Na segunda-feira (5), a Bélgica anunciou investigação sobre o possível uso de armas belgas em incursão militar ucraniana na região russa de Belgorod. Imagens publicadas por participantes das incursões em território russo denunciam o uso de fuzis de assalto SCAR, de fabricação belga, durante ataque a cidades russas.
"Pedimos aos nossos serviços de inteligência e militares que analisassem isso", disse o primeiro-ministro belga, Alexander De Croo, reportou o Politico. "Estamos pedindo aos ucranianos que esclareçam isso."
De acordo com o especialista em Rússia do Núcleo Avançado de Avaliação de Conjuntura (NAC) da Escola de Guerra Naval (ESG), Pérsio Glória de Paula, não está clara a origem dos fuzis SCAR, produzidos pela empresa FN Herstal, uma das maiores fabricantes de armas de pequeno porte da Europa.

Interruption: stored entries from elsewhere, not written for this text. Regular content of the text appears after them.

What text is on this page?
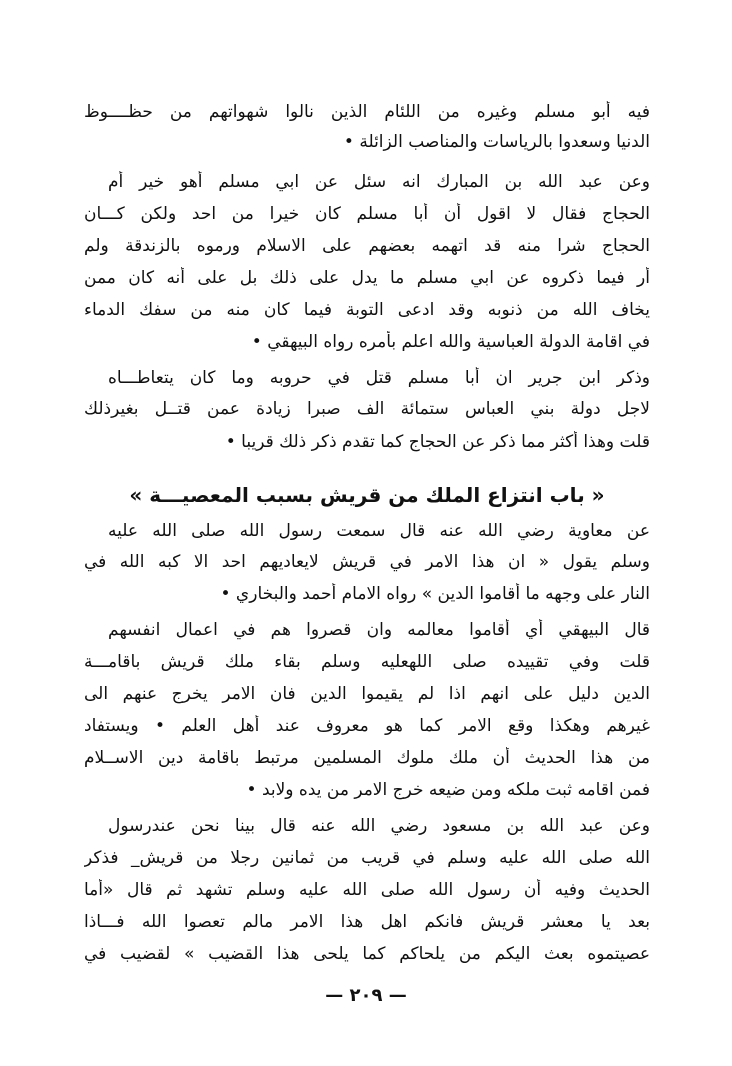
فيه أبو مسلم وغيره من اللئام الذين نالوا شهواتهم من حظــــوظ
الدنيا وسعدوا بالرياسات والمناصب الزائلة •
وعن عبد الله بن المبارك انه سئل عن ابي مسلم أهو خير أم
الحجاج فقال لا اقول أن أبا مسلم كان خيرا من احد ولكن كـــان
الحجاج شرا منه قد اتهمه بعضهم على الاسلام ورموه بالزندقة ولم
أر فيما ذكروه عن ابي مسلم ما يدل على ذلك بل على أنه كان ممن
يخاف الله من ذنوبه وقد ادعى التوبة فيما كان منه من سفك الدماء
في اقامة الدولة العباسية والله اعلم بأمره رواه البيهقي •
وذكر ابن جرير ان أبا مسلم قتل في حروبه وما كان يتعاطـــاه
لاجل دولة بني العباس ستمائة الف صبرا زيادة عمن قتــل بغيرذلك
قلت وهذا أكثر مما ذكر عن الحجاج كما تقدم ذكر ذلك قريبا •
« باب انتزاع الملك من قريش بسبب المعصيـــة »
عن معاوية رضي الله عنه قال سمعت رسول الله صلى الله عليه
وسلم يقول « ان هذا الامر في قريش لايعاديهم احد الا كبه الله في
النار على وجهه ما أقاموا الدين » رواه الامام أحمد والبخاري •
قال البيهقي أي أقاموا معالمه وان قصروا هم في اعمال انفسهم
قلت وفي تقييده صلى اللهعليه وسلم بقاء ملك قريش باقامـــة
الدين دليل على انهم اذا لم يقيموا الدين فان الامر يخرج عنهم الى
غيرهم وهكذا وقع الامر كما هو معروف عند أهل العلم • ويستفاد
من هذا الحديث أن ملك ملوك المسلمين مرتبط باقامة دين الاســلام
فمن اقامه ثبت ملكه ومن ضيعه خرج الامر من يده ولابد •
وعن عبد الله بن مسعود رضي الله عنه قال بينا نحن عندرسول
الله صلى الله عليه وسلم في قريب من ثمانين رجلا من قريش_ فذكر
الحديث وفيه أن رسول الله صلى الله عليه وسلم تشهد ثم قال «أما
بعد يا معشر قريش فانكم اهل هذا الامر مالم تعصوا الله فـــاذا
عصيتموه بعث اليكم من يلحاكم كما يلحى هذا القضيب » لقضيب في
— ٢٠٩ —
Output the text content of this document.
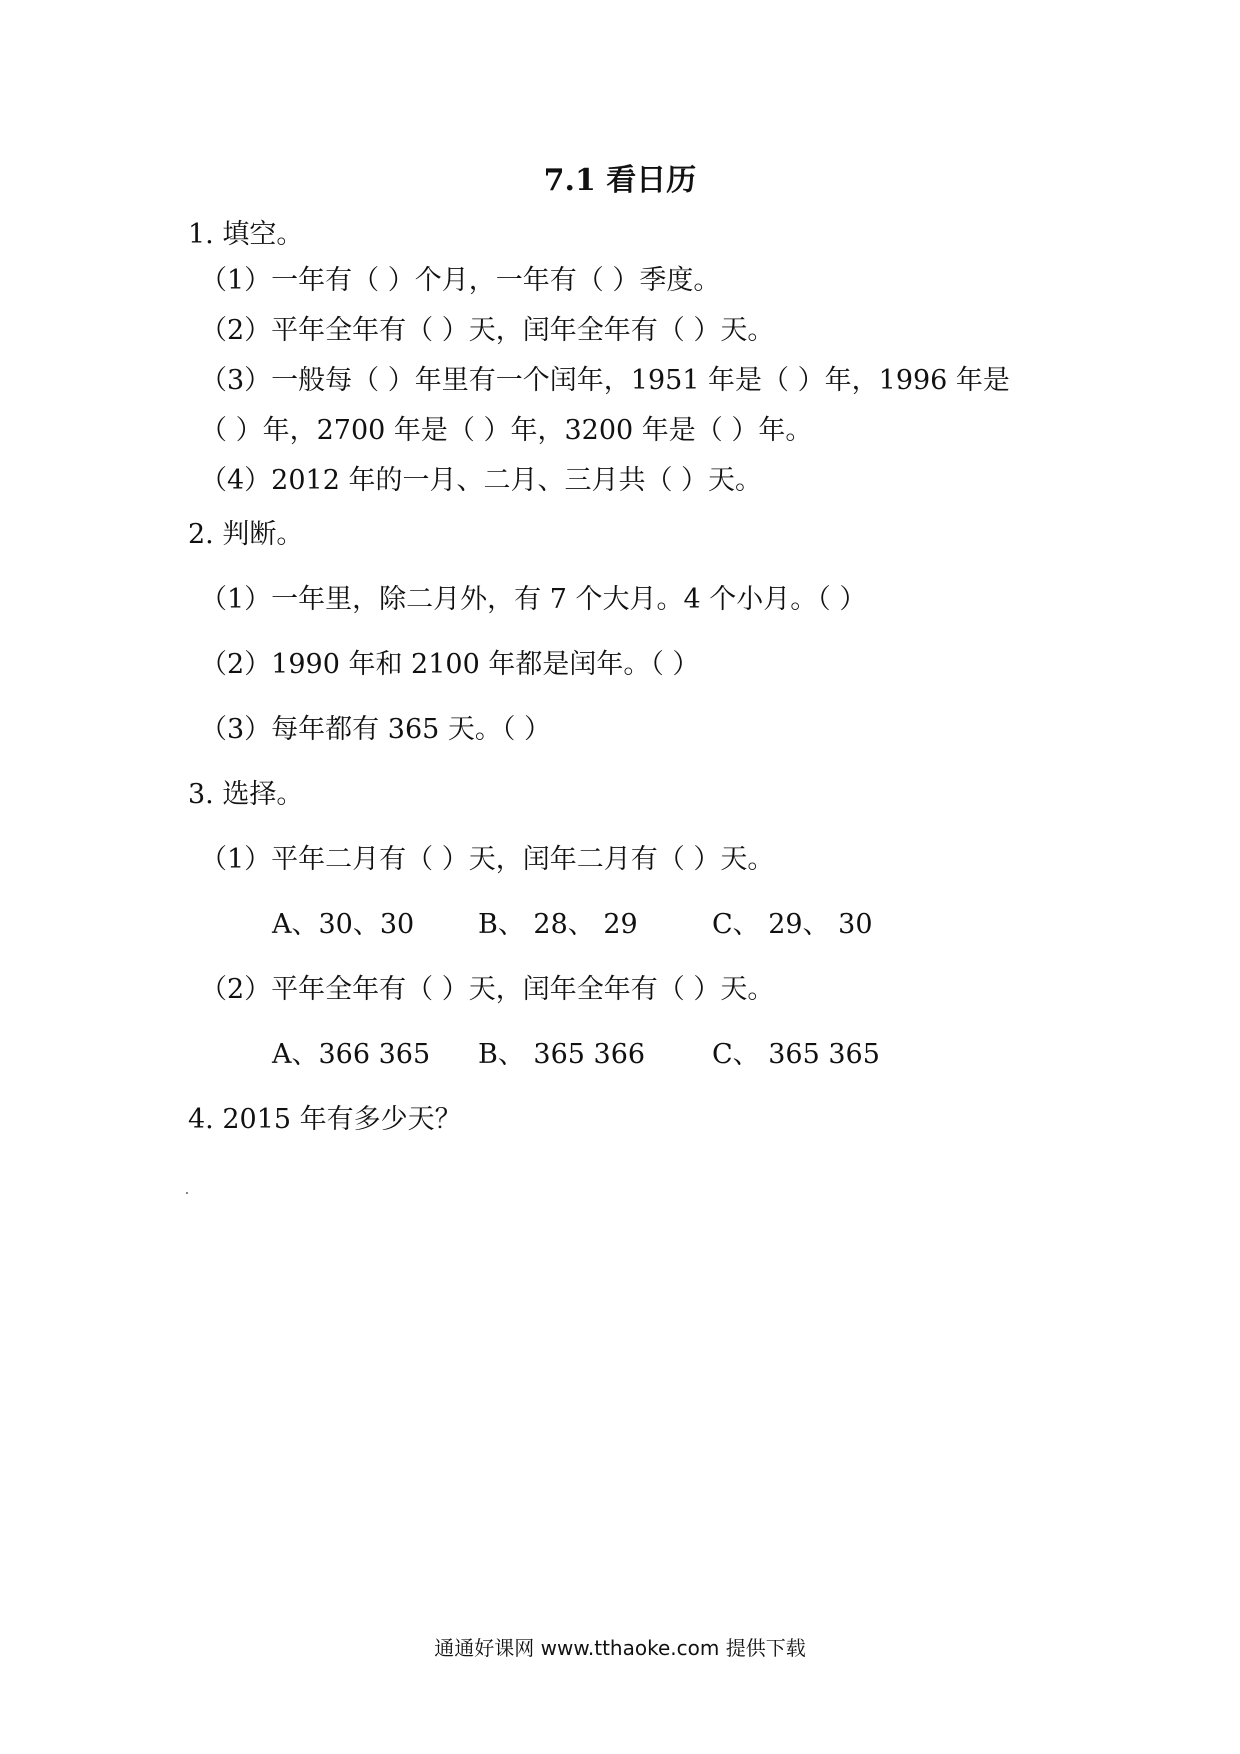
7.1 看日历
1. 填空。
（1）一年有（ ）个月，一年有（ ）季度。
（2）平年全年有（ ）天，闰年全年有（ ）天。
（3）一般每（ ）年里有一个闰年，1951 年是（ ）年，1996 年是
（ ）年，2700 年是（ ）年，3200 年是（ ）年。
（4）2012 年的一月、二月、三月共（ ）天。
2. 判断。
（1）一年里，除二月外，有 7 个大月。4 个小月。（ ）
（2）1990 年和 2100 年都是闰年。（ ）
（3）每年都有 365 天。（ ）
3. 选择。
（1）平年二月有（ ）天，闰年二月有（ ）天。
A、30、30 B、 28、 29	C、 29、 30
（2）平年全年有（ ）天，闰年全年有（ ）天。
A、366 365 B、 365 366 C、 365 365
4. 2015 年有多少天？
通通好课网 www.tthaoke.com 提供下载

"Os fuzis SCAR são amplamente utilizados não só em países da OTAN, mas mundialmente", disse Glória de Paula à Sputnik Brasil. "Até a Polícia Militar de São Paulo utiliza esse fuzil."
Dessa forma, não é possível excluir a possibilidade de os fuzis SCAR utilizados em Belgorod terem sido obtidos pelos ucranianos a partir de um país terceiro.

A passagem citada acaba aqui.